CiHHV-6A is the dominant virus in malignancy and inflammatory disease cases, while ciHHV-6B is the dominant virus in myocarditis cases

Divergent disease associations suggested for ciHHV6-A and ciHHV-6B

Although HHV-6B accounts for >97% of reactivation cases in transplant patients, a new study indicates that ciHHV-6A is likely the dominant virus in patients with malignancy. A sequencing study led by Ursula Gompels of London School of Hygiene & Tropical Medicine found that 95% (19/21) of Czech ciHHV-6 malignancy and inflammatory disease patients had ciHHV-6A while 65% (13/20) of a German myocarditis cohort had ciHHV-6B. The authors propose that this divergence suggests different disease links for the two viruses.

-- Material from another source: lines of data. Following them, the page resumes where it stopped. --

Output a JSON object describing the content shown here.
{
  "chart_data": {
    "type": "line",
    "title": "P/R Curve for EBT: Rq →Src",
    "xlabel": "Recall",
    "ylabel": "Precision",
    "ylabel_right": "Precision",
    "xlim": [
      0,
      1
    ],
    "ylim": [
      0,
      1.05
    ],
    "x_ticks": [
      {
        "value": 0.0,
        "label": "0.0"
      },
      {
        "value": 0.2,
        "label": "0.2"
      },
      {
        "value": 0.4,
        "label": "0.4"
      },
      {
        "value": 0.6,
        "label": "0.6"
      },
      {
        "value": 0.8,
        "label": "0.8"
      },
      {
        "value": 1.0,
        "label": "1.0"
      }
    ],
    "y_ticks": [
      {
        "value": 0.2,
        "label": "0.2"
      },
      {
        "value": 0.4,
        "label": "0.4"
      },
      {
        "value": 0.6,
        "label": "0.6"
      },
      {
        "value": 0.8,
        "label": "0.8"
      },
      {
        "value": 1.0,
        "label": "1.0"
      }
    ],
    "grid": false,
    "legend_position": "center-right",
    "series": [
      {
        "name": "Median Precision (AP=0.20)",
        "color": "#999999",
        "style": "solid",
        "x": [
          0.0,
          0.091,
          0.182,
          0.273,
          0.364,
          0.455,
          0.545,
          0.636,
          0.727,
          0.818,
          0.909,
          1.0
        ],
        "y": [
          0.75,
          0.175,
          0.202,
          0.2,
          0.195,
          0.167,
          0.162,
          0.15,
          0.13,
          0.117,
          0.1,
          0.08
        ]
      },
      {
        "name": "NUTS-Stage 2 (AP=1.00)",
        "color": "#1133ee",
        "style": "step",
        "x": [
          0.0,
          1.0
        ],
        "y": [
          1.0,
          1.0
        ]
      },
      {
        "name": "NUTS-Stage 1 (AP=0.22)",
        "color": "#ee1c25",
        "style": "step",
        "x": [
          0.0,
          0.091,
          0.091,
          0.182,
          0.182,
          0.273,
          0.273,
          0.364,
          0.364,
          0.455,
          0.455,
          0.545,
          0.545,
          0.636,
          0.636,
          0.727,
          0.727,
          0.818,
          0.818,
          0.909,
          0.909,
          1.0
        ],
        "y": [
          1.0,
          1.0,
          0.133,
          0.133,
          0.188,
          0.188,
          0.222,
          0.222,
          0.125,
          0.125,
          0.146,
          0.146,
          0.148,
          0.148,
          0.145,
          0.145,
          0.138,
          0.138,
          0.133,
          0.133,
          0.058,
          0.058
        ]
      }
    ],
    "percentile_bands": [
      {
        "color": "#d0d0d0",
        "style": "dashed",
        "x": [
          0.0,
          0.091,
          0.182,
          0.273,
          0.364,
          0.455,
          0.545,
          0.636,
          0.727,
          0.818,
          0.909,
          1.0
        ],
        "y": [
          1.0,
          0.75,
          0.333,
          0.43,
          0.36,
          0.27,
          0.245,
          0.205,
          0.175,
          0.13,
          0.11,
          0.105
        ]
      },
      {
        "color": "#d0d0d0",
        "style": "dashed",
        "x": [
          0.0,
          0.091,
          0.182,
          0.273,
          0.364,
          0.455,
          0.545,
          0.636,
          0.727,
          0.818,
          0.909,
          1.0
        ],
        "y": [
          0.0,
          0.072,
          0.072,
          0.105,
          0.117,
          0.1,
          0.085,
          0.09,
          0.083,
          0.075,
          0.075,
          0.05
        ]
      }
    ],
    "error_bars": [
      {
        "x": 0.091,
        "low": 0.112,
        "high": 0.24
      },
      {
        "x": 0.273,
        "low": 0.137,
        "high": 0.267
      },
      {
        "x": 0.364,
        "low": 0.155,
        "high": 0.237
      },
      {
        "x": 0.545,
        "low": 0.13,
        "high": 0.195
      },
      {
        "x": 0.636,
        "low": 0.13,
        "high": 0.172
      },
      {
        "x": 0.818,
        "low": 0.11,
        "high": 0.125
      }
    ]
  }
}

The integrated genomes encoded the “secreted active form” of virus chemokines. Other findings that support the argument that integrated virus can reactivate include: 1) ciHHV-6A recombined with HHV-B in 20% of the malignancy/inflammatory disease cases, 2) a subset of integrated samples expressed early/late transcripts from chemokine receptor inflammatory mediator genes, and 3) deep sequencing revealed that superinfection resulted in minor variations only in ciHHV-6A individuals that were actively expressing transcripts.

Gompels calls ciHHV-6A an emergent virus with potent encoded chemokine and chemokine receptors. She notes that the active alleles present in the ciHHV-6 genomes, and evidence for gene expression in a subset of patients, indicate that these are novel human genes, which may underlie diverse inflammatory conditions. She adds that the ability to reactivate via superinfection combined with demonstrated chemokine leukocyte chemoattractant properties make it clear that ciHHV-6A is an important emergent infection.

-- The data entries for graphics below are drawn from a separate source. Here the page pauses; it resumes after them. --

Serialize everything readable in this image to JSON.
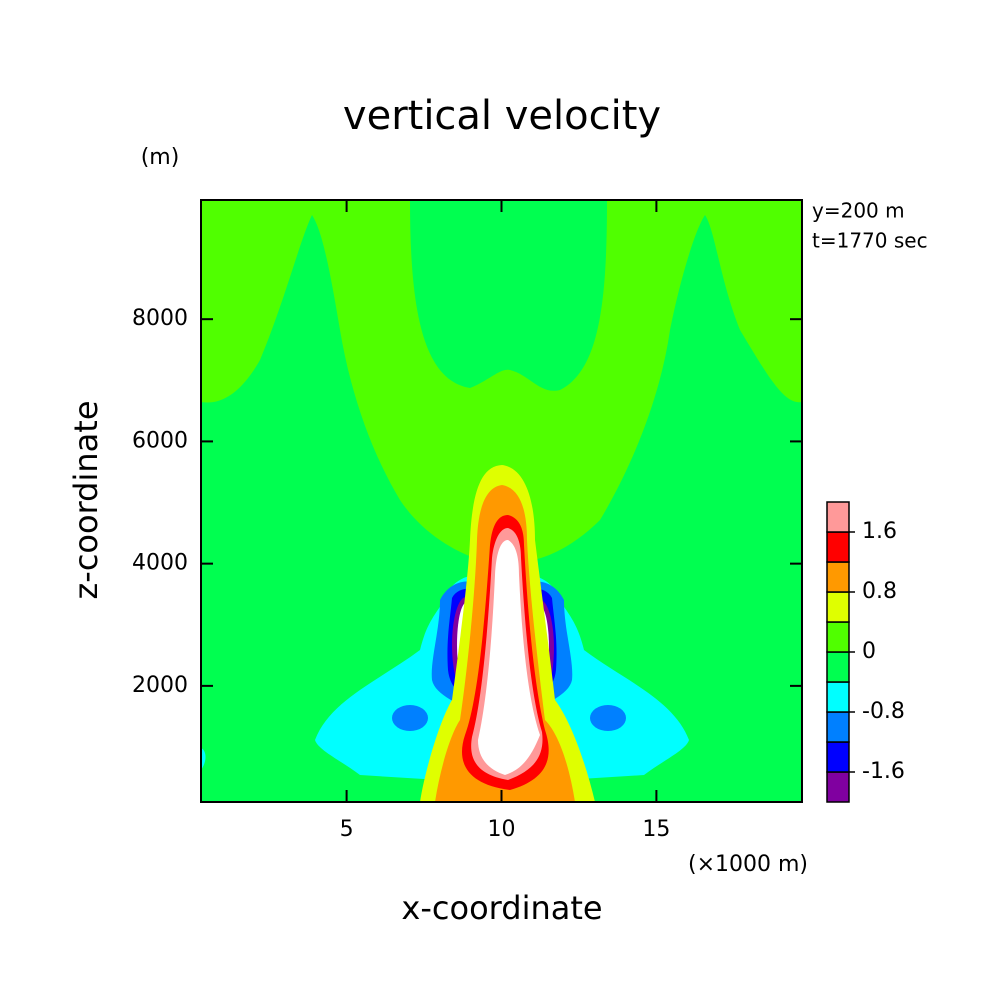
{
  "chart_data": {
    "type": "contour",
    "title": "vertical velocity",
    "y_unit": "(m)",
    "x_unit": "(×1000 m)",
    "xlabel": "x-coordinate",
    "ylabel": "z-coordinate",
    "annotations": [
      "y=200 m",
      "t=1770 sec"
    ],
    "xlim": [
      0.3,
      19.7
    ],
    "xticks": [
      5,
      10,
      15
    ],
    "ylim": [
      100,
      9950
    ],
    "yticks": [
      2000,
      4000,
      6000,
      8000
    ],
    "colorbar": {
      "lim": [
        -2,
        2
      ],
      "levels": [
        -2,
        -1.6,
        -1.2,
        -0.8,
        -0.4,
        0,
        0.4,
        0.8,
        1.2,
        1.6,
        2
      ],
      "colors": [
        "#8000a0",
        "#0000ff",
        "#0080ff",
        "#00ffff",
        "#00ff50",
        "#50ff00",
        "#dfff00",
        "#ff9900",
        "#ff0000",
        "#ff9999"
      ],
      "ticks": [
        -1.6,
        -0.8,
        0,
        0.8,
        1.6
      ]
    }
  }
}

HHV-6A has been infection linked with glial malignancy (Chi 2012) and thyroid disease (Caselli 2012) as well as neuroinflammatory diseases that involve glial cells and demyelination such as multiple sclerosis (Liebovitch 2014).

Gompels explains that the association of ciHHV-6B in German patients with cardiovascular disease is consistent with expression of the active ‘long’ form of HHV-6B U83 chemokine, which mimics human CCL2 (MCP-1) which is associated with cardiovascular disease.Parvovirus B19 and HHV-6 are the two most common viruses found in endomyocardial biopsies of patients with left ventricular dysfunction and myocarditis (Kühl 2005, Kühl 2005b).

Collaborators on this paper include Petr Hubacek from Czech republic who studied ciHHV-6 in patients with malignancies (Hubacek 2013) as well as cardiology specialists Uwe Kühl and Dirk Lassner from Berlin who have studied HHV-6 and ciHHV-6 in patients with heart failure (Kühl 2014).